IVG: pour la première fois depuis son arrivée en force à l'Assemblée, le RN se divise

Un vote dispersé des 89 élus de Marine Le Pen à l'occasion de la proposition de loi des insoumis pour constitutionnaliser l'IVG. À l'issue d'un débat houleux, 38 députés du Rassemblement national (RN) ont dit oui, tandis que 23 s'y sont opposés. 13 se sont abstenus.

Une brèche pour ses opposants qui ont pris, lors de l'examen du texte, un malin plaisir à renvoyer l'extrême droite à ses positions passées. Marine Le Pen, par exemple, avait évoqué lors de sa campagne présidentielle de 2012 le cas des "avortements de confort" qu'elle souhaitait dérembourser.

Un amendement sur la loi Veil

La député Caroline Parmentier, l'une de très proches de l'ancienne candidate à la présidentielle avait tenu des propos polémiques en 2018 alors qu'elle était journaliste pour Présent, une revue catholique traditionaliste.

"Après avoir 'génocidé' les enfants français à raison de 200.000 par an, on doit maintenant les remplacer à tour de bras par des migrants", expliquait-elle alors.

Pour parer à tout incendie et éviter d'étaler ses divisions, le RN a déposé pendant les débats un amendement consistant à constitutionnaliser la loi Veil, afin de ne pas "garantir le droit à l'avortement sans condition et sans délai". Une façon de souligner que le parti à la flamme n'est pas contre l'IVG.

"Pas aux États-Unis"

Reste que la division de son groupe sur le texte des insoumis pourrait entretenir l'ambiguïté. Le député Philippe Ballard, qui a voté contre, se justifie en reprenant des arguments déjà déployés par le RN avant l'examen du texte.

"Je considère qu'on n'est pas aux États-Unis. Aucun parti politique en France ne remet en cause le droit à l'IVG" avance l'ancien journaliste auprès de BFMTV.com.

La décision d'avancer sur la constitutionnalisation de l'avortement est directement liée la décision de la Cour suprême américaine de révoquer le droit à l'avortement en juin dernier.

"Un débat pas très utile"

José Gonzales, le doyen du groupe RN à l'Assemblée, qui s'est, lui abstenu reprend le même refrain.

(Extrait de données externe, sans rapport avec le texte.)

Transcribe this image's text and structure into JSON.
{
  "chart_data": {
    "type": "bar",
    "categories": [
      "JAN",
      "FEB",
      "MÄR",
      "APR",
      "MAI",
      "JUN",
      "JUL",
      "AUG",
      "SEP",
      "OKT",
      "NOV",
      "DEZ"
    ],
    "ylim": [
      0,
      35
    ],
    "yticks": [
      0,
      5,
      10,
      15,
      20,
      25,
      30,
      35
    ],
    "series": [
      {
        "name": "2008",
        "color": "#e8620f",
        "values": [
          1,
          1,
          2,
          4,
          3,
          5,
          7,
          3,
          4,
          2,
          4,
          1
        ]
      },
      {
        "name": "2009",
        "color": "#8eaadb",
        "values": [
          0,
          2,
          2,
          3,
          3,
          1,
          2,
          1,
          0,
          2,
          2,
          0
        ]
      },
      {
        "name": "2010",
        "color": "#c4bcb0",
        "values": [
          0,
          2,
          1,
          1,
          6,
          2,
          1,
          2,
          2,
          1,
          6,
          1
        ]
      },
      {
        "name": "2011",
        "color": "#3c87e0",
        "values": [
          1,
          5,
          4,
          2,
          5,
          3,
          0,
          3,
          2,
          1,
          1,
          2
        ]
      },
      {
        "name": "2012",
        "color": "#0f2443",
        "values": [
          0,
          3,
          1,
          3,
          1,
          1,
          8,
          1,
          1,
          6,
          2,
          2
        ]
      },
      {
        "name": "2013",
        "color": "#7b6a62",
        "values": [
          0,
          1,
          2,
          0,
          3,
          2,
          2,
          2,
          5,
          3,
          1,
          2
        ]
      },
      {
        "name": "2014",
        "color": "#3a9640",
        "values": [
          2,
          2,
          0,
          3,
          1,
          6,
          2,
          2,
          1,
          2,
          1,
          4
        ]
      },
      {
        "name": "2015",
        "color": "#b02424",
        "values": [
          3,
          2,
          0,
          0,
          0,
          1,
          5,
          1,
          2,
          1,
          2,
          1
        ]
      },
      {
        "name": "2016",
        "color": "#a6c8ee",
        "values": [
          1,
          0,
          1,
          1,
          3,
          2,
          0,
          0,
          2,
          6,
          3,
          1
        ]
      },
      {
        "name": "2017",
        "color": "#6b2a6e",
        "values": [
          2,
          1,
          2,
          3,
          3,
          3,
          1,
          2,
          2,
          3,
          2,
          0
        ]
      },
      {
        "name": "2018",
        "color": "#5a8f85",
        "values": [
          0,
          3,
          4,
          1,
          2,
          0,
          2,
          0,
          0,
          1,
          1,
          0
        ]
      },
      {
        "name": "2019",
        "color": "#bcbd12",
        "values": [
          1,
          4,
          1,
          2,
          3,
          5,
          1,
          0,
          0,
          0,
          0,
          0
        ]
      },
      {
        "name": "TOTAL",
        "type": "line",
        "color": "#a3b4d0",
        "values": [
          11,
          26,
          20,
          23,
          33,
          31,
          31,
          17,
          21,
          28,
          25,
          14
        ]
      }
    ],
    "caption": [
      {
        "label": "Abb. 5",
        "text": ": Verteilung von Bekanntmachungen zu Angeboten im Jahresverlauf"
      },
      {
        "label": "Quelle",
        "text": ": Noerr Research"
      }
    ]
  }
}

"J'ai penché pour le vote pour, mais je me suis abstenu car ce (débat) n'était pas quelque chose de très utile", explique l'élu de 79 ans. Lequel précise, par ailleurs, qu'il est favorable à "l'avortement mais pas au-delà d'une limite de 14 semaines", comme cela est actuellement prévu par la loi.

"Rien n'est écrit pour garantir" que la durée légale d'accès à l'IVG "n'ira pas plus loin", fait remarquer de son côté Philippe Ballard. Il regrette également "l'absence" dans le texte de "mention sur la clause de conscience". Cette disposition légale permet aux praticiens qui ne souhaitent pas pratiquer cet acte de renvoyer leurs patientes vers des confrères.

"Représenter notre électorat"

Bruno Bilde qui a voté en faveur de la constitutionnalisation de l'avortement défend son acte.

"Il faut représenter notre électorat. Les Français ont tranché ce débat, on ne va pas le rouvrir", tance-t-il.

Un sondage IFOP de l'été dernier avance que 81% des personnes interrogées sont favorables à l'inscription de l'IVG dans la Constitution

Preuve cependant du malaise sur le sujet dans les rangs du RN: durant l'examen du texte insoumis, certains amendements du Rassemblement national portaient sur l'écriture inclusive ou encore sur la préférence nationale. Très loin donc de l'IVG. Certains y ont vu de l'obstruction parlementaire pour ralentir les débats.

Un texte qui ne devrait pas aboutir

En guise de justification, le groupe se défend et avance que ces propositions nécessitaient une modification constitutionnelle, tout comme le texte examiné. Et de renvoyer la balle au gouvernement qui a fait de son côté, tout pour ralentir les débats sur la réintégration des soignants non-vaccinés.

La constitutionnalisation de l'avortement a été largement adopté avec 337 voix pour. Ce texte a cependant peu de chances d'aller très loin alors que les sénateurs ont rejeté un texte très proche en octobre dernier.